If the duration of vowels depends directly on how much the jaw moves, we would expect a positive correlation within categories as well as between categories. In other words, multiple tokens of the same vowel (e.g., [ɪ]) would be expected to display a correlation similar to the correlation between vowels; that is, a slightly lower pronunciation of a given vowel should be slightly longer.

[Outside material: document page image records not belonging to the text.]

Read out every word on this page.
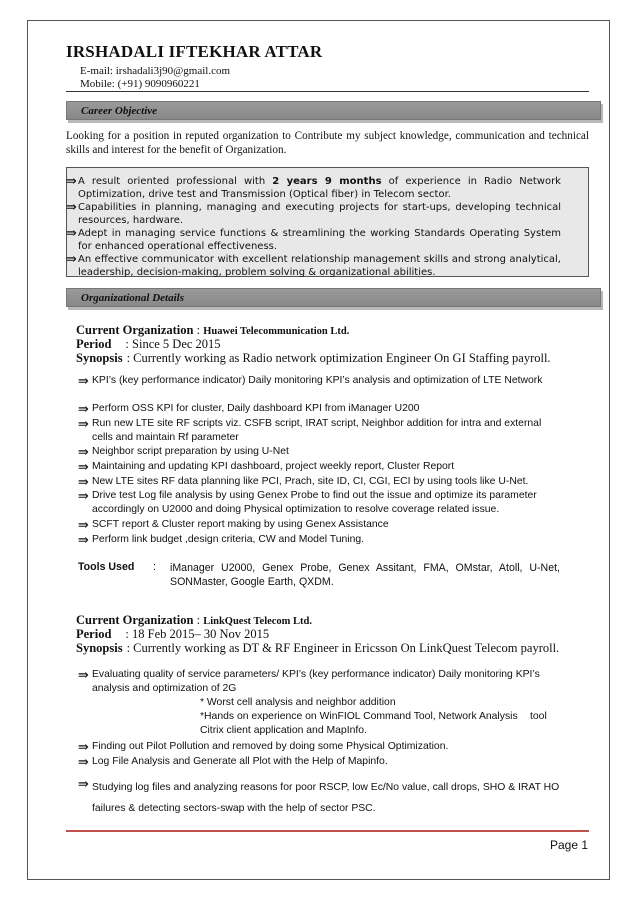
IRSHADALI IFTEKHAR ATTAR
E-mail: irshadali3j90@gmail.com
Mobile: (+91) 9090960221
Career Objective
Looking for a position in reputed organization to Contribute my subject knowledge, communication and technical skills and interest for the benefit of Organization.
⇛ A result oriented professional with 2 years 9 months of experience in Radio Network Optimization, drive test and Transmission (Optical fiber) in Telecom sector.
⇛ Capabilities in planning, managing and executing projects for start-ups, developing technical resources, hardware.
⇛ Adept in managing service functions & streamlining the working Standards Operating System for enhanced operational effectiveness.
⇛ An effective communicator with excellent relationship management skills and strong analytical, leadership, decision-making, problem solving & organizational abilities.
Organizational Details
Current Organization : Huawei Telecommunication Ltd.
Period : Since 5 Dec 2015
Synopsis : Currently working as Radio network optimization Engineer On GI Staffing payroll.
⇛ KPI’s (key performance indicator) Daily monitoring KPI’s analysis and optimization of LTE Network
⇛ Perform OSS KPI for cluster, Daily dashboard KPI from iManager U200
⇛ Run new LTE site RF scripts viz. CSFB script, IRAT script, Neighbor addition for intra and external cells and maintain Rf parameter
⇛ Neighbor script preparation by using U-Net
⇛ Maintaining and updating KPI dashboard, project weekly report, Cluster Report
⇛ New LTE sites RF data planning like PCI, Prach, site ID, CI, CGI, ECI by using tools like U-Net.
⇛ Drive test Log file analysis by using Genex Probe to find out the issue and optimize its parameter accordingly on U2000 and doing Physical optimization to resolve coverage related issue.
⇛ SCFT report & Cluster report making by using Genex Assistance
⇛ Perform link budget ,design criteria, CW and Model Tuning.
Tools Used : iManager U2000, Genex Probe, Genex Assitant, FMA, OMstar, Atoll, U-Net, SONMaster, Google Earth, QXDM.
Current Organization : LinkQuest Telecom Ltd.
Period : 18 Feb 2015– 30 Nov 2015
Synopsis : Currently working as DT & RF Engineer in Ericsson On LinkQuest Telecom payroll.
⇛ Evaluating quality of service parameters/ KPI’s (key performance indicator) Daily monitoring KPI’s analysis and optimization of 2G
* Worst cell analysis and neighbor addition
*Hands on experience on WinFIOL Command Tool, Network Analysis tool
Citrix client application and MapInfo.
⇛ Finding out Pilot Pollution and removed by doing some Physical Optimization.
⇛ Log File Analysis and Generate all Plot with the Help of Mapinfo.
⇛ Studying log files and analyzing reasons for poor RSCP, low Ec/No value, call drops, SHO & IRAT HO failures & detecting sectors-swap with the help of sector PSC.
Page 1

We investigate the vowel duration and height between and within categories in English and Swedish, using F1 as a measure of vowel height. The between-category investigation confirms previous studies: high vowels are shorter than low vowels. However, we did not find the same correlation within categories: a higher instance of the vowel [ɪ] is not shorter than a lower instance of [ɪ].
The conclusion:
Overall, the conclusions of our studies are clear: higher vowels are generally shorter than lower vowels, as has previously been found. However, two different realizations of the same vowel do not display the same tendency. In other words, the within-category results do not mirror the between category results; at least not in English and Swedish.
...
We interpret these data as problematic for the physiological explanation on intrinsic vowel duration. If the effect is purely mechanical, we would expect to find it within as well as between categories. ... If the jaw opening explanation is incorrect, what explains the universal tendency for high vowels to be shorter than low vowel? Sole & Ohala (2010:647) note: “Duration is one of several distinctive manifestations of vowel identity, but the specific durational targets of vowels may have originated in biomechanical differences. The cross-linguistic tendency then has a physiological explanation, but this tendency has been phonologized in some languages and not others.” This reasoning makes sense to us.
However, the results of this study (and also the results of Lisker (1974), Tauberer & Evanini (2009), and Sole & Ohala (2010), mentioned in the introdution) suggest that a straightforward production-based analysis is problematic, at least for Swedish and English. Perhaps a perception-based analysis is possible? Perhaps high vowels somehow “sound” shorter than low vowels and this gets phonologized? This is still an open question, but the results of Gussenhoven (2007) instead seem to suggest that high vowels in fact sound longer than short vowels.